The Countrywide Financial sweetheart loan scandal continues to grow, spreading to Senators and other Beltway potentates. We are about to find out if Congress's passion for investigating business ethics extends to conflicts of interest and cash that involve fellow Members.
Take Senator Kent Conrad, the North Dakota Democrat whose office issued a Friday statement saying that "I never met Angelo Mozilo." What he did not say then but admitted under later questioning by a Journal reporter is that, although he may not have had a face-to-face meeting with the Countrywide CEO, Mr. Conrad had called Mr. Mozilo and asked for a loan. The result was a discounted loan on his million-dollar beach house and a separate commercial loan of a type that residential lender Countrywide did not even offer to other customers, regardless of the rate.
Conrad is being cute when he says he never met Mozilo; surely speaking with him on the phone would qualify as "meeting" him. More disturbing though is the relationship Countrywide had with Fannie Mae:
In the week since the Journal revealed this program, the key questions have become clear: What did Countrywide CEO Angelo Mozilo receive – or think he would receive – in return for the friendly loans to politicians? And what did Mr. Mozilo get – or think he would get – in return for sweetheart loans to Fannie Mae CEOs Jim Johnson and Franklin Raines? Mr. Conrad says he called Mr. Mozilo at the suggestion of Mr. Johnson, a leading and long-time member of the Democratic Beltway establishment.
The relationship between Countrywide and Fannie Mae goes to the heart of the mortgage crisis. Fannie makes its money by borrowing vast sums at low rates (thanks to an implied taxpayer guarantee on its loans) and then using that cash to buy loans from mortgage originators like Countrywide. Fannie then holds the mortgages and earns interest on them, or pools them into securities for sale to investors.
Fannie has been buying more home loans from Countrywide than from anyone else. In its most recent 10-K report filed with the Securities and Exchange Commission in February, the company reports: "Our top customer, Countrywide Financial Corporation (through its subsidiaries), accounted for approximately 28% of our single-family business volume in 2007, compared with 26% in 2006."
A Fannie spokesman tell us that "for competitive and proprietary reasons, we can't provide information about the terms we agree to with specific lenders," and adds, "We don't have lender-specific performance data available." Count us among the skeptics that Fannie hasn't bothered to check how well Countrywide's loans perform compared to those of other lenders vying to do business with the government-sponsored giant.

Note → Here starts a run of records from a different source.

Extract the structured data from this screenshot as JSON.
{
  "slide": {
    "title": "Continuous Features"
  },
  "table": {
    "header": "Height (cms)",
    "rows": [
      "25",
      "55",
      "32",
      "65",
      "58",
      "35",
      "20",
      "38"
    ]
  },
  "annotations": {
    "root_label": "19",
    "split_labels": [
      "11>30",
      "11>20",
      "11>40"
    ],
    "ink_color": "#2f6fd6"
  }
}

But then again, we don't know what terms Countrywide's competitors offer on loans to Fannie CEOs.
Those wondering why Bank of America continues to move forward on its planned purchase of the controversial Countrywide might consider that BofA, despite its huge brand name and resources, has been able to capture only 4% of Fannie's single-family business on its own. Clearly, there's something about Angelo.
It matters if Fannie Mae favored Countrywide over other lenders because taxpayers have provided Fannie Mae(and Freddie Mac) an advantage over their competitors through the implicit taxpayer guarantee. In other words, if Fannie Mae bought a bunch of bum loans from Countrywide, we could be on the hook for the losses. This is exactly why we should get rid of these hybrid public/private organizations. Politicians in the boardroom is a recipe for trouble.
I don't know what to think about the loans to Senators. They are citizens too and should be able to get a mortgage, but how do we police it so they don't get preferential treatment? I don't have an answer to that, but it would seem we need to find one.
This should also be a cautionary tale for all those hoping that a politician can "change" D.C. Politicians are human and as such are susceptible to the perks of office. Their party affiliation doesn't seem to matter much if at all. Democrats and Republicans alike sought out Angelo for loans at preferential rates. And he provided them no doubt because he thought there was something to be gained. As long as government employees have the ability to deliver favors to people like Mozilo, we will have corruption (or at least the appearance of it). The key to reducing corruption is to limit the power of government. Simplify the tax code and politicians won't be able to craft loopholes for campaign contributors. Reduce regulations and businesses will not be tempted to coerce regulators. It is simply impossible to have big, centralized government and low levels of corruption.